After all the analysis, on Thursday, June 4th, Little Norma was operated on at the Cruz Verde Sur, (Green Cross.) All of her expenses were paid by different entities, including: CCDI Nayarit paid for transportation; Global Volunteer Projects organized everything, took care of logistics, made sure all was done when needed, and paid for accommodations and meals for Norma and her grandmother; OPD Zapopan and Cruz Verde, did not charge for any of the medical costs, Xrays, analysis, surgery, doctors, hospital costs; JAJAX MPS A.C. helped with the logistic; Dr. Daniel Islas Mora, traumatologist and Orthopedic surgeon; Dr. Andrade, chief of staff and anesthesiologist; Dr. Marta Flores assistant.

Now Norma is just waiting to get the new prosthetic leg so she can continue going to school and playing with her friends, mission accomplished!

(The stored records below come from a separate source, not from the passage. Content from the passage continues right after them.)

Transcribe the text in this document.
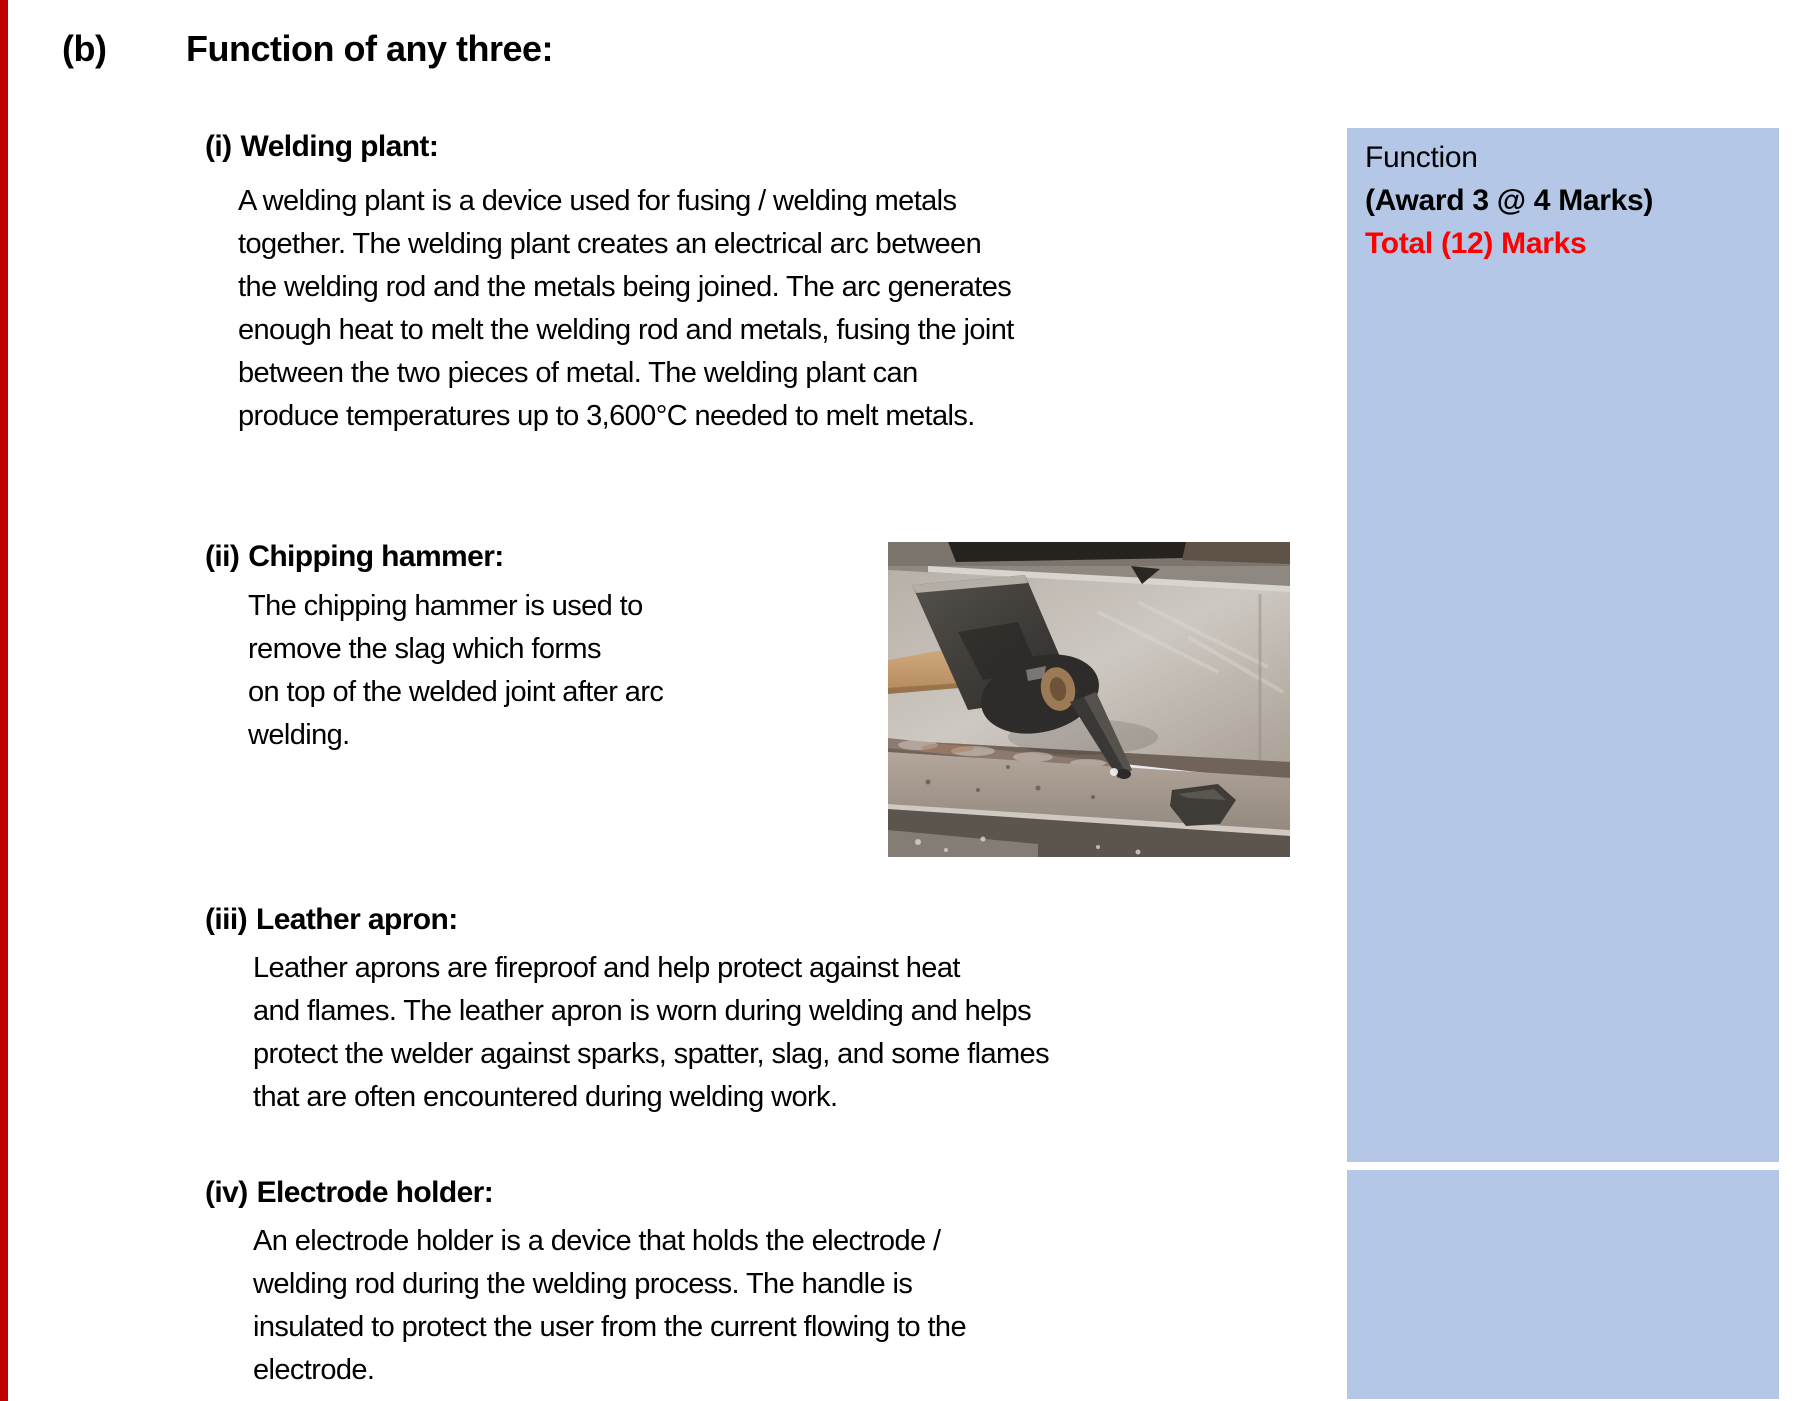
(b) Function of any three:
(i) Welding plant:
A welding plant is a device used for fusing / welding metals
together. The welding plant creates an electrical arc between
the welding rod and the metals being joined. The arc generates
enough heat to melt the welding rod and metals, fusing the joint
between the two pieces of metal. The welding plant can
produce temperatures up to 3,600°C needed to melt metals.
(ii) Chipping hammer:
The chipping hammer is used to
remove the slag which forms
on top of the welded joint after arc
welding.
(iii) Leather apron:
Leather aprons are fireproof and help protect against heat
and flames. The leather apron is worn during welding and helps
protect the welder against sparks, spatter, slag, and some flames
that are often encountered during welding work.
(iv) Electrode holder:
An electrode holder is a device that holds the electrode /
welding rod during the welding process. The handle is
insulated to protect the user from the current flowing to the
electrode.
Function
(Award 3 @ 4 Marks)
Total (12) Marks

Our work with the Huicholes doesn't end here though. A little boy needs a heart surgery and a new valve. (We are working on that now...) We also have a few more people to help, a lot of dogs to feed, we have to work together with them to find long-term solutions and help them promote their own little paradise and eco tourism lodge for them to make a living... there is a long way to go still.

We want to invite everyone to come and join us, to visit them, to buy some of their art, to donate, to be part of this great community and help them back on their feet. This is not only about giving money, it is about making a commitment and making the Huicholes a part of your life.

The Huichol project is an additional cost of £200 which covers the cost of transport, your accommodation, the medical team that will accompany you and materials and medicines for the Huichol.